Several years ago I wandered into one of my favorite fishing haunts shortly after the April 1 trout season opener to check the status of the ice.
Like many avid pond fishing junkies, I watch the ice dissipate each spring like a raccoon eyes a backyard compost pile waiting for just the right time to pounce.
It was a good jaunt through soft spring snow, made only slightly easier by a couple sets of fresh man tracks going my way.
As I neared the pond, it became evident that I wasnt the only raccoon at the pile. There, several hundred feet from shore, sat two anglers on 5-gallon buckets, fishing through the ice.
Now I was taught at an early age that meddling in other peoples business in these parts can get you a radiator full of bullet holes. And Im mighty fond of my truck. So I just backed out the way I had come.
Besides, at the time, I wasnt all that clear on the regulations. After all, the trout season opened on April 1. Having fishable ice after that date was a bonus, I thought as I climbed into my pickup that day.
But I was wrong.
And those two anglers were lucky it wasnt a DEC officer standing at that ponds edge.
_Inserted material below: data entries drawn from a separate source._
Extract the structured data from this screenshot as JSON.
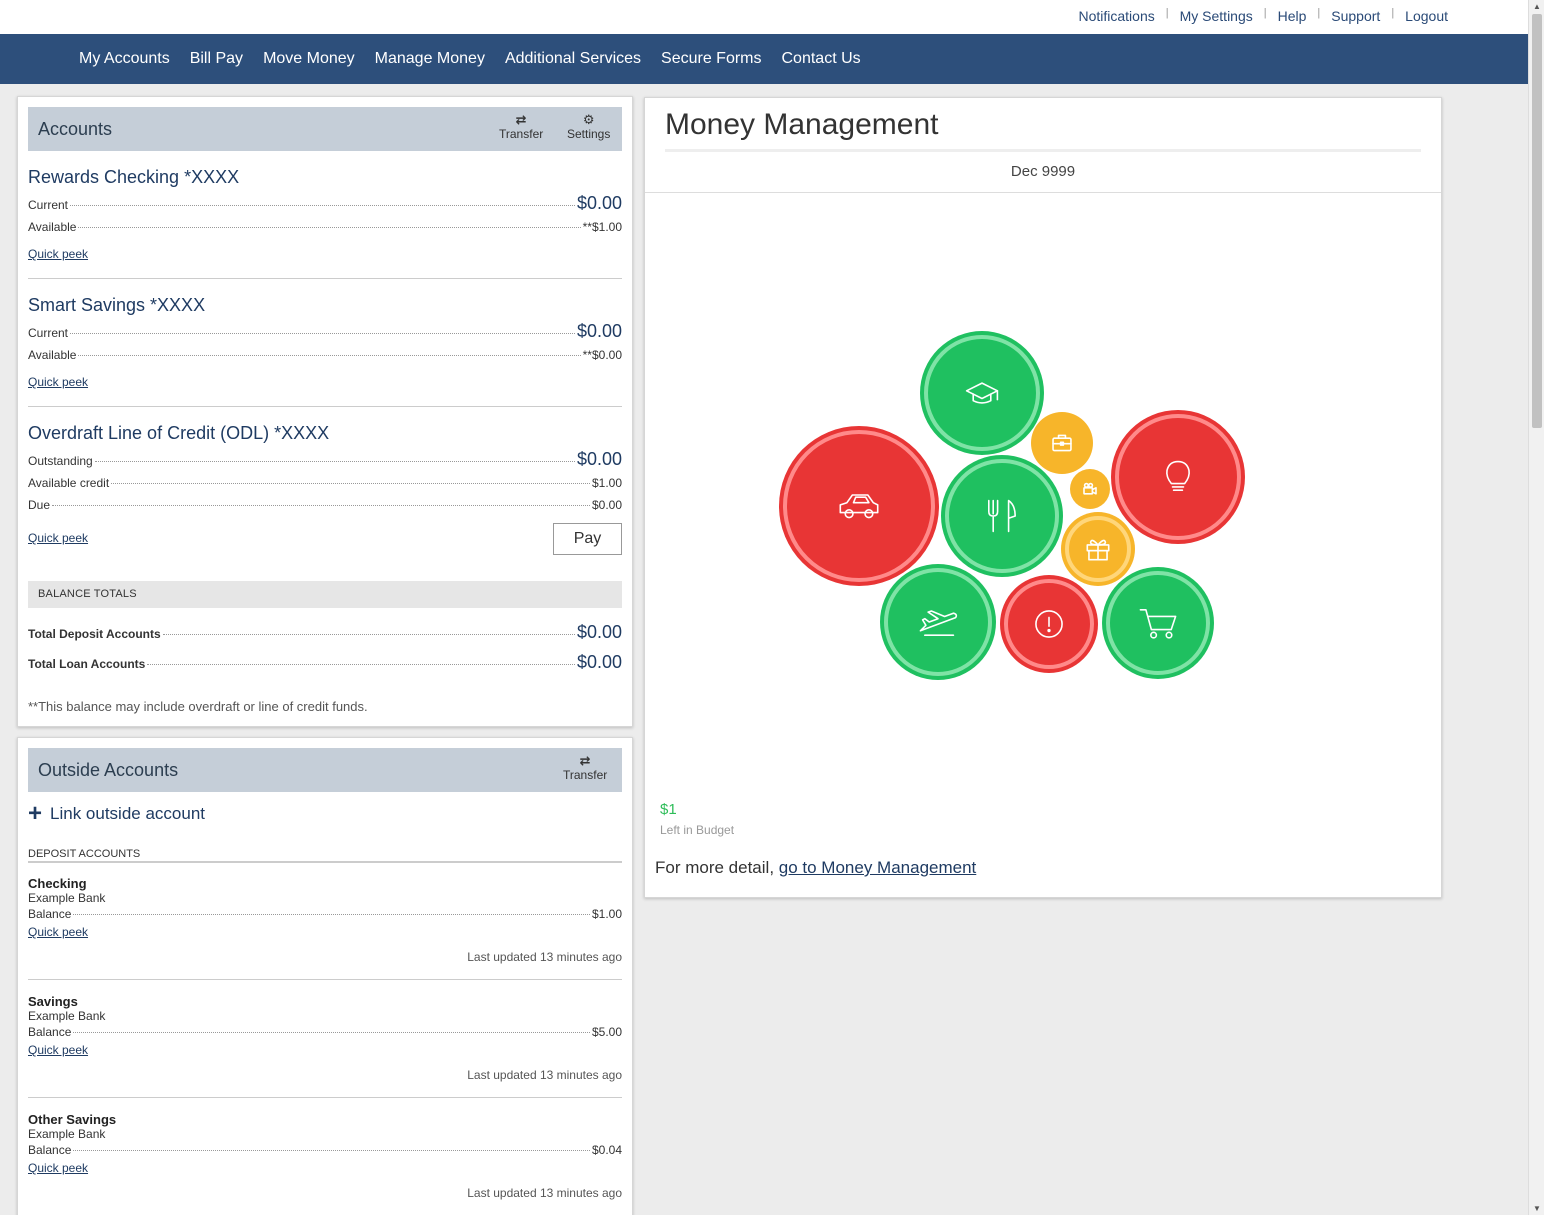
{
  "top_links": [
    "Notifications",
    "My Settings",
    "Help",
    "Support",
    "Logout"
  ],
  "nav": [
    "My Accounts",
    "Bill Pay",
    "Move Money",
    "Manage Money",
    "Additional Services",
    "Secure Forms",
    "Contact Us"
  ],
  "accounts_panel": {
    "title": "Accounts",
    "transfer_label": "Transfer",
    "settings_label": "Settings",
    "transfer_icon": "transfer-arrows-icon",
    "settings_icon": "gear-icon",
    "accounts": [
      {
        "name": "Rewards Checking  *XXXX",
        "rows": [
          {
            "label": "Current",
            "value": "$0.00"
          },
          {
            "label": "Available",
            "value": "**$1.00"
          }
        ],
        "quick_peek": "Quick peek"
      },
      {
        "name": "Smart Savings  *XXXX",
        "rows": [
          {
            "label": "Current",
            "value": "$0.00"
          },
          {
            "label": "Available",
            "value": "**$0.00"
          }
        ],
        "quick_peek": "Quick peek"
      },
      {
        "name": "Overdraft Line of Credit (ODL)  *XXXX",
        "rows": [
          {
            "label": "Outstanding",
            "value": "$0.00"
          },
          {
            "label": "Available credit",
            "value": "$1.00"
          },
          {
            "label": "Due",
            "value": "$0.00"
          }
        ],
        "quick_peek": "Quick peek",
        "pay_label": "Pay"
      }
    ],
    "totals_header": "BALANCE TOTALS",
    "totals": [
      {
        "label": "Total Deposit Accounts",
        "value": "$0.00"
      },
      {
        "label": "Total Loan Accounts",
        "value": "$0.00"
      }
    ],
    "note": "**This balance may include overdraft or line of credit funds."
  },
  "outside_panel": {
    "title": "Outside Accounts",
    "transfer_label": "Transfer",
    "link_label": "Link outside account",
    "deposit_header": "DEPOSIT ACCOUNTS",
    "accounts": [
      {
        "name": "Checking",
        "bank": "Example Bank",
        "balance_label": "Balance",
        "balance": "$1.00",
        "quick_peek": "Quick peek",
        "updated": "Last updated 13 minutes ago"
      },
      {
        "name": "Savings",
        "bank": "Example Bank",
        "balance_label": "Balance",
        "balance": "$5.00",
        "quick_peek": "Quick peek",
        "updated": "Last updated 13 minutes ago"
      },
      {
        "name": "Other Savings",
        "bank": "Example Bank",
        "balance_label": "Balance",
        "balance": "$0.04",
        "quick_peek": "Quick peek",
        "updated": "Last updated 13 minutes ago"
      }
    ]
  },
  "money_management": {
    "title": "Money Management",
    "month": "Dec 9999",
    "left_amount": "$1",
    "left_label": "Left in Budget",
    "detail_prefix": "For more detail, ",
    "detail_link": "go to Money Management",
    "colors": {
      "green": "#1fc060",
      "red": "#e83535",
      "yellow": "#f7b52a"
    },
    "bubbles": [
      {
        "icon": "graduation-cap-icon",
        "status": "green"
      },
      {
        "icon": "briefcase-icon",
        "status": "yellow"
      },
      {
        "icon": "lightbulb-icon",
        "status": "red"
      },
      {
        "icon": "car-icon",
        "status": "red"
      },
      {
        "icon": "fork-knife-icon",
        "status": "green"
      },
      {
        "icon": "video-camera-icon",
        "status": "yellow"
      },
      {
        "icon": "gift-icon",
        "status": "yellow"
      },
      {
        "icon": "airplane-icon",
        "status": "green"
      },
      {
        "icon": "alert-icon",
        "status": "red"
      },
      {
        "icon": "shopping-cart-icon",
        "status": "green"
      }
    ]
  }
}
Given the thick ice cover on local trout ponds this April 1, I thought itd be timely to clarify the states regulations regarding its specially designated trout waters.
I found the answer to be quite eye-opening. Basically, its illegal to in any way make your own opportunity when it comes to fishing on, alongside or near the ice covering a pond.
That includes drilling or chopping a hole, fishing in an existing man-made hole or breaking up the ice to get to fishable water.